Memo’ya kazdığımız mezarı ve durumu açıkladık ve bizimle Pırtık’ı uğurlamaya gelip gelmeyeceğini sorduk. Memokabuka, acıyı cepheden karşılamaya hazırdı:

“Geleceğim ve ben de sizinle birlikte Pırtık’ı yolcu edeceğim” dedi.

Sıra Pırtık’ı arabaya ve arabadan mezara kadar taşıyacak büyük bir muşamba tedarik etmeye kalmıştı. Ayça hemen buluverdi. Pırtık’ı muşambanın ortasına koyduk. Küçük çocukların yaşamlarının başında sallandırıldıkları çarşaf oyununun benzerini Pırtık’çık yaşamın son oyunu olarak tattı. Arabaya koyduğumuzda bize masum masum bakıyordu. Pırtık arabayla yolculuğu hep çok sevmişti… Nereye gittiğine hiç önem vermeden.

Veterinerin küçük dükkanı Güzelbahçe meydanına bakıyordu ve o renksiz Pazar sabahı ortalıkta kimsecikler yoktu. Hava buz gibi soğuk ve çelik gibi keskindi. Veteriner çevreye uyumlu donuk yüzüyle geldi. Arabadan hiç çıkarmadık Pırtık’ı. Önce sakinleştiricileri yaptı. O esnada üçümüz sırayla Pırtık’ın yavaş yavaş düşen başını okşayarak onu uğurluyorduk. Sakin sakin teslim oluyordu Pırtık’çık. Cömert bir hayvandı Pırtık. Yemeğini suyunu dahi herkesle paylaşırdı, canını da teslim etmekte bir sorun çıkarmıyordu işte. Son can alıcı iğneyi yediğinde bir iki kez kasıldı, ilk defa tüm  dişlerini gördük. Kendini çirkin gösterip ondan soğumamı istiyordu sanki. Böylece acımın azalacağını, onu unutmamın kolaylaşacağını sanıyordu herhalde.

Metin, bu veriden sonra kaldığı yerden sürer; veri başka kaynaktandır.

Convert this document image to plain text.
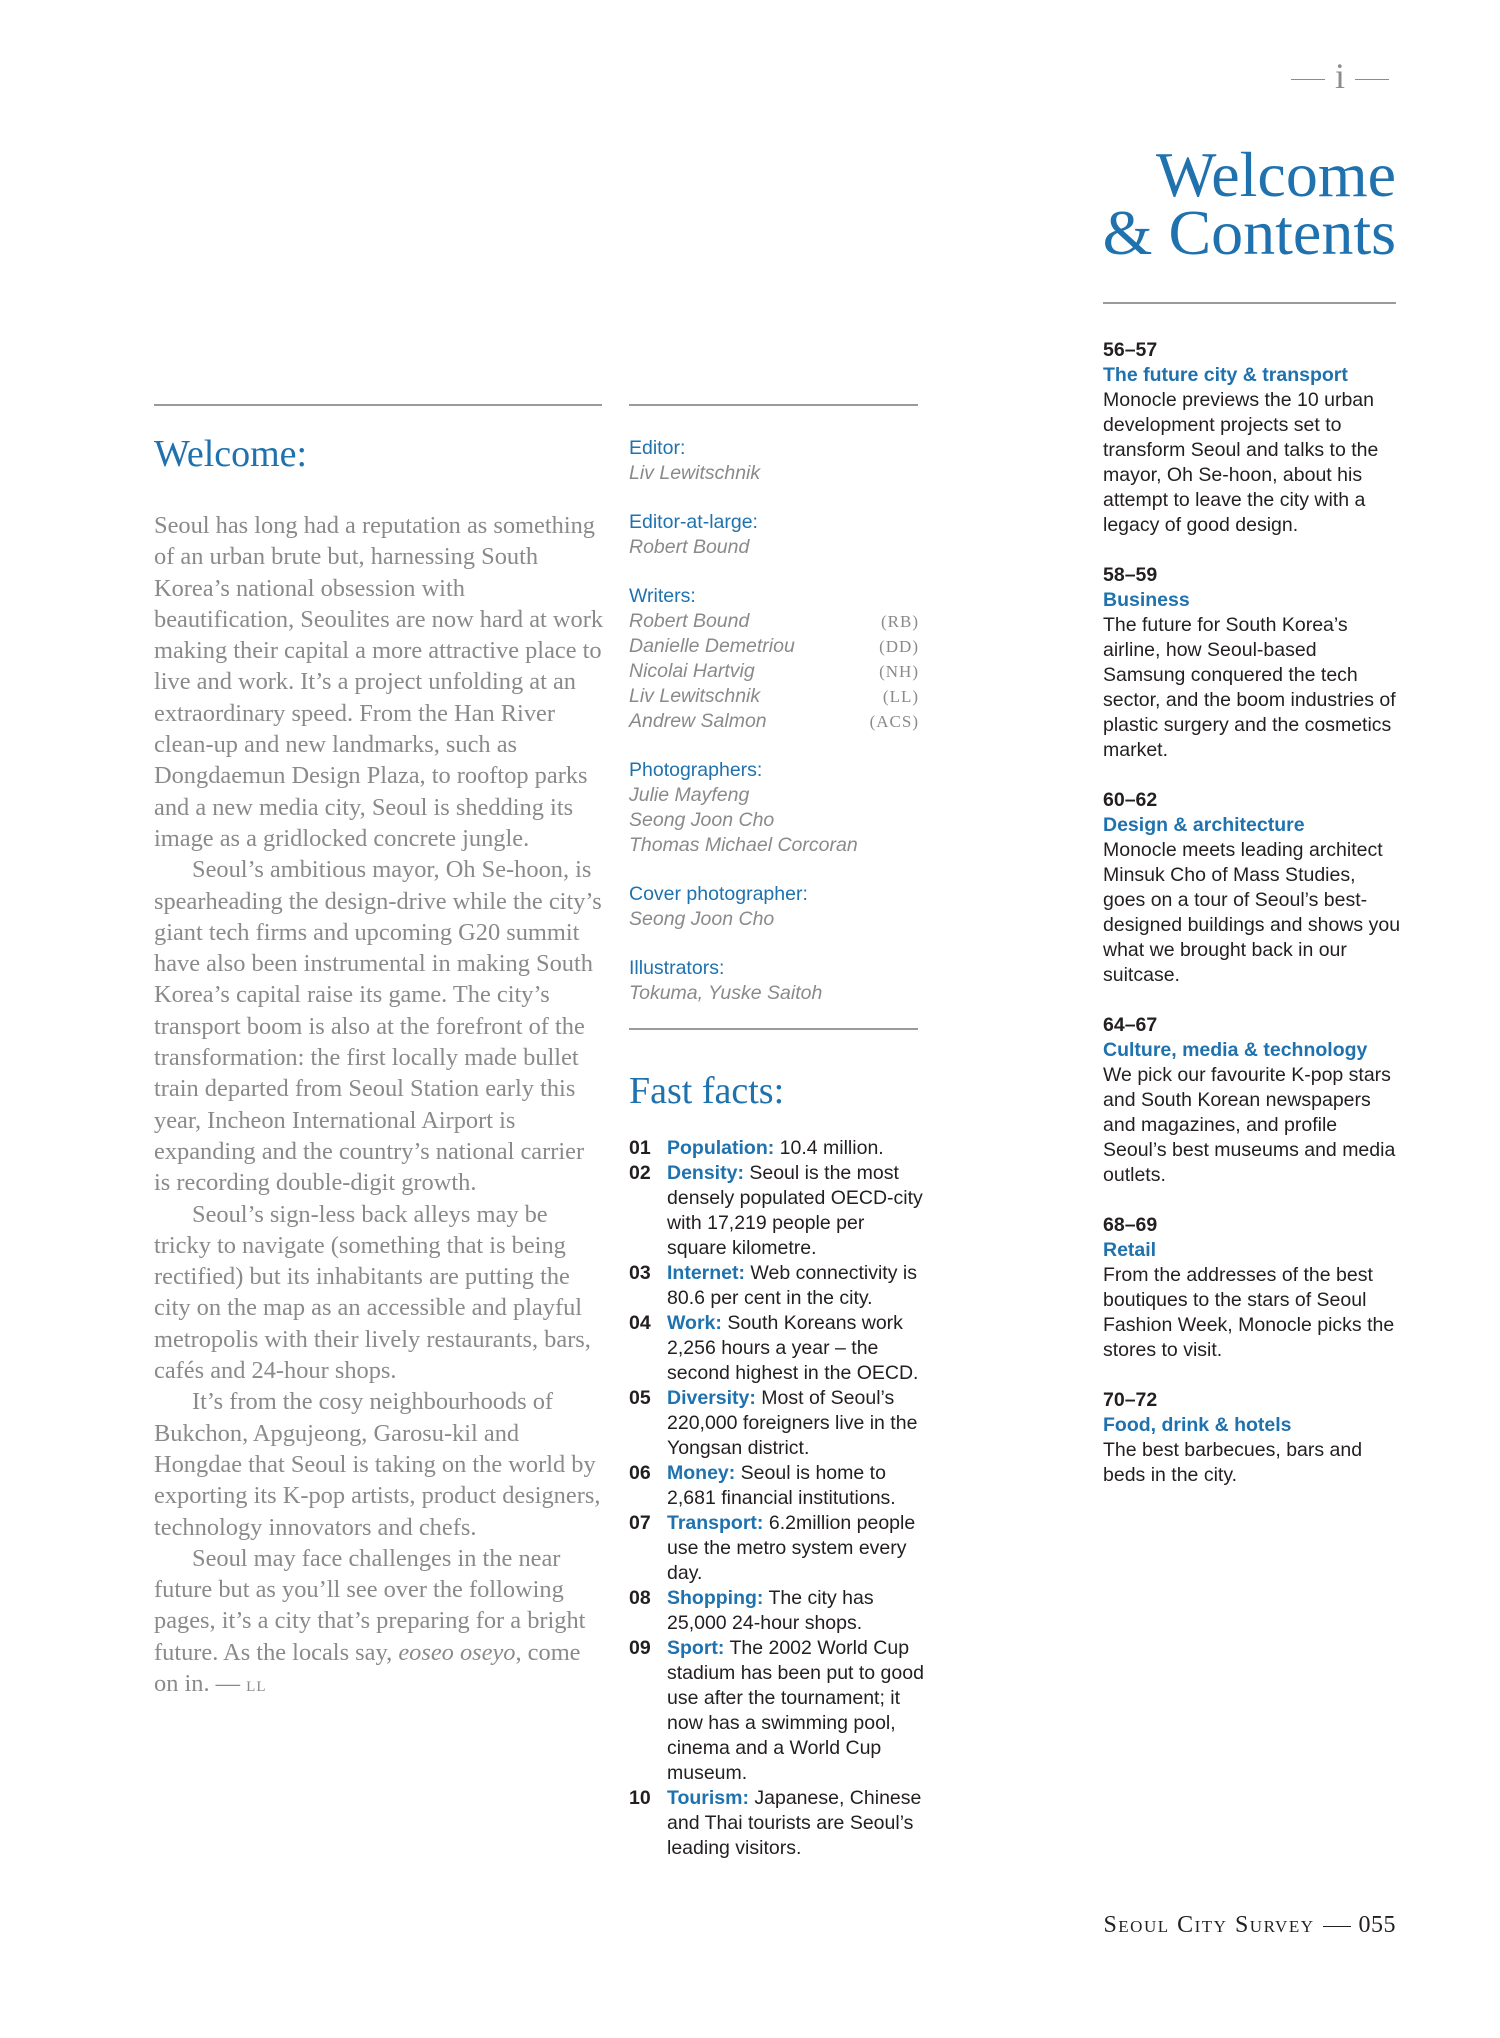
i
Welcome
& Contents
Welcome:

Seoul has long had a reputation as something of an urban brute but, harnessing South Korea’s national obsession with beautification, Seoulites are now hard at work making their capital a more attractive place to live and work. It’s a project unfolding at an extraordinary speed. From the Han River clean-up and new landmarks, such as Dongdaemun Design Plaza, to rooftop parks and a new media city, Seoul is shedding its image as a gridlocked concrete jungle.

Seoul’s ambitious mayor, Oh Se-hoon, is spearheading the design-drive while the city’s giant tech firms and upcoming G20 summit have also been instrumental in making South Korea’s capital raise its game. The city’s transport boom is also at the forefront of the transformation: the first locally made bullet train departed from Seoul Station early this year, Incheon International Airport is expanding and the country’s national carrier is recording double-digit growth.

Seoul’s sign-less back alleys may be tricky to navigate (something that is being rectified) but its inhabitants are putting the city on the map as an accessible and playful metropolis with their lively restaurants, bars, cafés and 24-hour shops.

It’s from the cosy neighbourhoods of Bukchon, Apgujeong, Garosu-kil and Hongdae that Seoul is taking on the world by exporting its K-pop artists, product designers, technology innovators and chefs.

Seoul may face challenges in the near future but as you’ll see over the following pages, it’s a city that’s preparing for a bright future. As the locals say, eoseo oseyo, come on in. — LL

Editor:
Liv Lewitschnik
Editor-at-large:
Robert Bound
Writers:
Robert Bound	(RB)
Danielle Demetriou	(DD)
Nicolai Hartvig	(NH)
Liv Lewitschnik	(LL)
Andrew Salmon	(ACS)
Photographers:
Julie Mayfeng
Seong Joon Cho
Thomas Michael Corcoran
Cover photographer:
Seong Joon Cho
Illustrators:
Tokuma, Yuske Saitoh
Fast facts:
01 Population: 10.4 million.
02 Density: Seoul is the most densely populated OECD-city with 17,219 people per square kilometre.
03 Internet: Web connectivity is 80.6 per cent in the city.
04 Work: South Koreans work 2,256 hours a year – the second highest in the OECD.
05 Diversity: Most of Seoul’s 220,000 foreigners live in the Yongsan district.
06 Money: Seoul is home to 2,681 financial institutions.
07 Transport: 6.2million people use the metro system every day.
08 Shopping: The city has 25,000 24-hour shops.
09 Sport: The 2002 World Cup stadium has been put to good use after the tournament; it now has a swimming pool, cinema and a World Cup museum.
10 Tourism: Japanese, Chinese and Thai tourists are Seoul’s leading visitors.
56–57
The future city & transport
Monocle previews the 10 urban development projects set to transform Seoul and talks to the mayor, Oh Se-hoon, about his attempt to leave the city with a legacy of good design.
58–59
Business
The future for South Korea’s airline, how Seoul-based Samsung conquered the tech sector, and the boom industries of plastic surgery and the cosmetics market.
60–62
Design & architecture
Monocle meets leading architect Minsuk Cho of Mass Studies, goes on a tour of Seoul’s best-designed buildings and shows you what we brought back in our suitcase.
64–67
Culture, media & technology
We pick our favourite K-pop stars and South Korean newspapers and magazines, and profile Seoul’s best museums and media outlets.
68–69
Retail
From the addresses of the best boutiques to the stars of Seoul Fashion Week, Monocle picks the stores to visit.
70–72
Food, drink & hotels
The best barbecues, bars and beds in the city.
Seoul City Survey 055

Gitti… Bir yaz akşamı koşarak hayatımıza giren Pırtık bir kış sabahı uçarak gitti Manitu’nun yeşil çayırlarına. Onun sorunu fazla hızlı olması idi. Sokaktan da yaşamdan da çabucak geçip gitti. Sevginin sorumlulukların en büyüğü olduğunu bana öğrettikten sonra…

Aldık götürdük ilk defa cenaze aracı olarak kullandığımız arabamızla. O koştuğu çayıra uzattık, örttük üzerini birbirimize sarıla sarıla. Bedenini örttük de… Pırtık’ın üzerini içimde örtebilecek zaman, henüz hiç bir evrende dönmeye başlamadı.